The first project was sponsored by Rolls Royce. They wanted to develop a methodology for describing alloys based on photographs at the micron scale. The aim was to extract from the photo a set of quantitative features that would describe the material sufficiently well. There were two reasons for this.
The first was to reduce the role of subjective judgement when comparing two alloys. For example, several evaluators could give different evaluations regarding the suitability of an alloy for a certain part. The effect of subjective evaluation can be reduced by making the comparison based on objective quantitative characteristics.
A second reason was to reduce the memory cost of storing images of different alloys: instead of storing an image itself, a relatively small set of features can be stored.
The second project was a statistical analysis of the incidence of COVID-19.
It just so happened that at that time a pandemic had started, and some of the researchers switched to it. I also worked on this for a while and we published a paper in which we used matstatistics to estimate the proportion of cases of COVID-19 as a proportion of the total number of people who contracted the disease. We found that only 10% of the total number of cases were reported. Here we adapted the previously known statistical method to the new data.
The article on COVID-19 is noteworthy in that it solved the problem using classical, somewhat "boring" numerical methods.

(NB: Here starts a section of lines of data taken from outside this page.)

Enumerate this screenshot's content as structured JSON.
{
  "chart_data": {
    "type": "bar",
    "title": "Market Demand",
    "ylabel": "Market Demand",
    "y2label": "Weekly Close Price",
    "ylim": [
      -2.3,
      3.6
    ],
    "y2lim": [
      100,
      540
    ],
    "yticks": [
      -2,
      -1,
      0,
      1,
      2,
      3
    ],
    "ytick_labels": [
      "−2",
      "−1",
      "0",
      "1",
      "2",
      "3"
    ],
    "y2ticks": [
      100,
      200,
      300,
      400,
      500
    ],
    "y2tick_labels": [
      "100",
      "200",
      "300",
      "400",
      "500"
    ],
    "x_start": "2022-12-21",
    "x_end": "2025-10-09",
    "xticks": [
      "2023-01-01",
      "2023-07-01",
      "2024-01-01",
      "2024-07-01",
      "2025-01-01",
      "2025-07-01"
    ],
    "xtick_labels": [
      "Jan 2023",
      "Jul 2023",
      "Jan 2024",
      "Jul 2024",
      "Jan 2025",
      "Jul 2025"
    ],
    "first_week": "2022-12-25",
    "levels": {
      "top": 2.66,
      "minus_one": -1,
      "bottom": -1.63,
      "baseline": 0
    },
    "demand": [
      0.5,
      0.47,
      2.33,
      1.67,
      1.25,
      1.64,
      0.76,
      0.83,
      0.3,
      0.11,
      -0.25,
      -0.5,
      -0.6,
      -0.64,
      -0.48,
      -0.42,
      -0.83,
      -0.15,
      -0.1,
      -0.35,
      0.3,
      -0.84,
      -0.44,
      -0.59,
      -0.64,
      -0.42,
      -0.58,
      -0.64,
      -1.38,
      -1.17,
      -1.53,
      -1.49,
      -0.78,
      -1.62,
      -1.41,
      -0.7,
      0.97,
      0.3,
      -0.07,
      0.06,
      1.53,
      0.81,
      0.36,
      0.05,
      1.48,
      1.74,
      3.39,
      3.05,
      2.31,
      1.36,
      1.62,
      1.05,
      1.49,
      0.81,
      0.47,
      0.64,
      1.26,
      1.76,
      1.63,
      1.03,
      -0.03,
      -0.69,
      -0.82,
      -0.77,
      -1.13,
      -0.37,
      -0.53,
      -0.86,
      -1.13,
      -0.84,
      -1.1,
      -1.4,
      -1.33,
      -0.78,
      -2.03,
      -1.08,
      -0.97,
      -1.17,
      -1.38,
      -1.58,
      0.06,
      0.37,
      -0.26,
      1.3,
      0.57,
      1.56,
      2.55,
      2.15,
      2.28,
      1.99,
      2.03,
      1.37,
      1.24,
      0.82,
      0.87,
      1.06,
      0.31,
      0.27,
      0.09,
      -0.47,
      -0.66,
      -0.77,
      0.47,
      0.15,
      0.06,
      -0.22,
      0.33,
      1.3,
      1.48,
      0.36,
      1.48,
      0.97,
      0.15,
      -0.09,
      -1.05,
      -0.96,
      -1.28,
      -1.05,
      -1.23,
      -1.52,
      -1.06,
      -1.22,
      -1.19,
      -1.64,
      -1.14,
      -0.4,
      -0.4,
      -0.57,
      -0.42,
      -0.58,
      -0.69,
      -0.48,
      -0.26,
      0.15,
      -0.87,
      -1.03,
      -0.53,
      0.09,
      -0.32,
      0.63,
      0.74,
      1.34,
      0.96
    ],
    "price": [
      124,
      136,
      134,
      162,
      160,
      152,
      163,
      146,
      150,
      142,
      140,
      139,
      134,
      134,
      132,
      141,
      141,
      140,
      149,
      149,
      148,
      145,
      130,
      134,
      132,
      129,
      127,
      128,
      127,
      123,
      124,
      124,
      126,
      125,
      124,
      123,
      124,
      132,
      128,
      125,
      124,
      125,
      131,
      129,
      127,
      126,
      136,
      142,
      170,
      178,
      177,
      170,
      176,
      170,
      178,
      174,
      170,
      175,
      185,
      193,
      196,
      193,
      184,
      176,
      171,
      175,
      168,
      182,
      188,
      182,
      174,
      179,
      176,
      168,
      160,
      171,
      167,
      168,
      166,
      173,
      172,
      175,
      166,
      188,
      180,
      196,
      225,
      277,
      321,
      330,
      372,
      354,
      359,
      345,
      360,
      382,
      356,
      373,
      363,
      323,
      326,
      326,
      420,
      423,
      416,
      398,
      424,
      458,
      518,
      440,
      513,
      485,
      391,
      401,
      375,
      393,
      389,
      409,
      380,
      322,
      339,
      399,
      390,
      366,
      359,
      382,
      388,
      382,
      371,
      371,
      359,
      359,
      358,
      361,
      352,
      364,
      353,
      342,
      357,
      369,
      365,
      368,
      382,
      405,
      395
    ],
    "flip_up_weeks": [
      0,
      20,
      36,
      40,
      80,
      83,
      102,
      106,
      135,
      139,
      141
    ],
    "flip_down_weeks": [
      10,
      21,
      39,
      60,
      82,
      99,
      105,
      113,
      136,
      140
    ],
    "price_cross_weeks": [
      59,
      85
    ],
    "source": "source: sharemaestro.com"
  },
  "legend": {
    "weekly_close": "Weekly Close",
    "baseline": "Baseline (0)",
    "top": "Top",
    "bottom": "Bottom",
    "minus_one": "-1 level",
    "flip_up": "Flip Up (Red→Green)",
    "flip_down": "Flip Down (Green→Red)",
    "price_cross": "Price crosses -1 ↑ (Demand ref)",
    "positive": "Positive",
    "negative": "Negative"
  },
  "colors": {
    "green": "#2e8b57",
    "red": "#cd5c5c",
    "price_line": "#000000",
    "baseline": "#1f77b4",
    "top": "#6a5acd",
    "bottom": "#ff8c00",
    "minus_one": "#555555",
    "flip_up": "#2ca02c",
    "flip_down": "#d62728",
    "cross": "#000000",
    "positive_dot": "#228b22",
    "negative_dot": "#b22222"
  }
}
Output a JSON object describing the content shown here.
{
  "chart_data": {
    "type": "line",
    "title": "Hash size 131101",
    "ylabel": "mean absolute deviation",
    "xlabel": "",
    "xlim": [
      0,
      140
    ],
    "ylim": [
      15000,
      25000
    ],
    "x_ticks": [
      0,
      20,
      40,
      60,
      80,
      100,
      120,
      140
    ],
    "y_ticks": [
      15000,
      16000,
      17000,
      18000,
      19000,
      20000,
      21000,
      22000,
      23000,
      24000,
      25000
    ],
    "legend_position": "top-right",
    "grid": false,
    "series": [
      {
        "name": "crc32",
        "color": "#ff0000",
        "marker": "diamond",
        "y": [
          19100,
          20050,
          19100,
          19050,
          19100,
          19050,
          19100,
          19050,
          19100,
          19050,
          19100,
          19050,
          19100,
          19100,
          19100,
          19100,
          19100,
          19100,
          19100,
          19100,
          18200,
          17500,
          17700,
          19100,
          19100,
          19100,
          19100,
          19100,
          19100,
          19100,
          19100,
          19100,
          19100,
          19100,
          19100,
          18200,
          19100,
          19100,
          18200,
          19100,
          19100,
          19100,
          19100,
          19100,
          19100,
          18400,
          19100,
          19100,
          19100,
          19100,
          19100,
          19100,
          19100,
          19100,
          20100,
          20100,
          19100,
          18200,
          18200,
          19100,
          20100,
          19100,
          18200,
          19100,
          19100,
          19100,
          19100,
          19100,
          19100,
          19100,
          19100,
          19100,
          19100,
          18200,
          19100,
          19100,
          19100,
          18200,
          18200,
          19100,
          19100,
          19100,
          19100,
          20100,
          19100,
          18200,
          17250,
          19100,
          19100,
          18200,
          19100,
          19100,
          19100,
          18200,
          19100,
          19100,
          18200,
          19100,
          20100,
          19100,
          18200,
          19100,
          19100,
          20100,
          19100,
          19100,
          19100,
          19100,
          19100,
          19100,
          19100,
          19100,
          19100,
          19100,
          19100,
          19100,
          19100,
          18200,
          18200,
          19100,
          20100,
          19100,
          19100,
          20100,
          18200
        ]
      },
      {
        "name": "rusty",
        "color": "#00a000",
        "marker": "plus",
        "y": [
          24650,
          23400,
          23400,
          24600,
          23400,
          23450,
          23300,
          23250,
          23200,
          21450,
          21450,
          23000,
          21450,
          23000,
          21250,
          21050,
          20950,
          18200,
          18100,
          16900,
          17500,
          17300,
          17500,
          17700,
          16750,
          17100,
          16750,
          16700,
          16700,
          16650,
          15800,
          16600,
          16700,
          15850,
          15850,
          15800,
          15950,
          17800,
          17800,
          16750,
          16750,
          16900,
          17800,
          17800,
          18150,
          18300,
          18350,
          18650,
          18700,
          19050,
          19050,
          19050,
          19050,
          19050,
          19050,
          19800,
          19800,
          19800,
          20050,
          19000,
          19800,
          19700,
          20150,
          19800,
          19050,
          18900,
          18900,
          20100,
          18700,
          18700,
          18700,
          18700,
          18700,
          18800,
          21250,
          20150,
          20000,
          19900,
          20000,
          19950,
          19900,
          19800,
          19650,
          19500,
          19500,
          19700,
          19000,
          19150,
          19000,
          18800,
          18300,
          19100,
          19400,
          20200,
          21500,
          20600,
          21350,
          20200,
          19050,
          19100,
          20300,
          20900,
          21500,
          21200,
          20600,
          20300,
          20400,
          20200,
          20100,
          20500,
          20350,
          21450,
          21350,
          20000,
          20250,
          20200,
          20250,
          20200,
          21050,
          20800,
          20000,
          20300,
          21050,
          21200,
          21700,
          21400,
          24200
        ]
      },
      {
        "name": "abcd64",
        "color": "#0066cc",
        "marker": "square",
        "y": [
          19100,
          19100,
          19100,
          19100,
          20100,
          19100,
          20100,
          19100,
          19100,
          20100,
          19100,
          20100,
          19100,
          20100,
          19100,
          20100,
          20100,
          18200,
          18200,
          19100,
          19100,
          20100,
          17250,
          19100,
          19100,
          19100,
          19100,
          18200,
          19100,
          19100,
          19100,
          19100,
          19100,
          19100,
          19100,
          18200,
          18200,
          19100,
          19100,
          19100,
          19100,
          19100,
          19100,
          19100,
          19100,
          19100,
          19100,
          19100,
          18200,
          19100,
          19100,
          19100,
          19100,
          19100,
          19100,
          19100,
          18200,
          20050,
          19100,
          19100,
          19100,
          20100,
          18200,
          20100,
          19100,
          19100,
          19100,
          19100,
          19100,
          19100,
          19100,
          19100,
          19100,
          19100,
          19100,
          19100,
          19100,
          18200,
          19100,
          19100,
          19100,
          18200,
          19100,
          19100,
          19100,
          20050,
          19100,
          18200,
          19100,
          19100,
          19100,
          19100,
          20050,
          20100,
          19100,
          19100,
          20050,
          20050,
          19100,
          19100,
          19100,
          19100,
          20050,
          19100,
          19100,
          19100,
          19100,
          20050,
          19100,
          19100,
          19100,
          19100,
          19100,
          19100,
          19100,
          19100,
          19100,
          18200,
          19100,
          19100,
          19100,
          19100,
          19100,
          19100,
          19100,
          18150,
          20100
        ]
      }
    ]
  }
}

Machine learning is in vogue now, everyone wants to learn neurons. There is probably not a single person in the fourth year at HSE University who does not want to do neural networks. And we managed without it.
The academia and the industry
After two postdocs, I returned to Moscow and worked at Huawei for a year. There, I worked on the problem of high dynamic range. Presently, phones and TVs are being produced with more advanced displays, which allow to show a more detailed, vivid picture. The main advantage of such displays is the ability to display images with high contrast. On such a display it is easier to cause the viewer to see a similarity between the real scene and the image.
I have been solving the problem of optimising the algorithms to reproduce the sensation of brightness contrast between the darkest and brightest objects as accurately as possible while still maintaining a "natural" image.
There are advantages and disadvantages to working in the industry and in the academy. In the industry, for example, it's much easier with equipment, but your choice of research topics is limited. At the academy, you have the freedom to choose your topic. You can implement your ideas, publish your work with your name on it and see the result of your work. That is why I came to the academy, to HSE University. And I want to share my experience.
In my research I am interested in solving practical problems from a scientific point of view, applying theory to practice.
In machine learning, there is the problem of obtaining the data. And numerical methods have good models and methods, but they are slow. Here too, machine learning models are being applied to speed up numerical methods. Since I have experience in both areas, I plan to work at the intersection of the two. You can develop machine learning methods to solve partial differential equations, or you can accelerate existing solutions and apply them in practice.
For instance, there is a problem that Skoltech is solving now. They are conducting experiments with elementary particles. They do not set up all the experiments at once, but try to predict which cases will be interesting and set up experiments only in these cases. To do this, they solve the Gross-Pitajewski equations. This is a complex task that can be accelerated using machine learning techniques.
In my spare time, I like to play sports - tennis, free diving, walking, moving around. This summer I went to the mountains for the first time. At work I work with my head, and afterwards I want it to rest.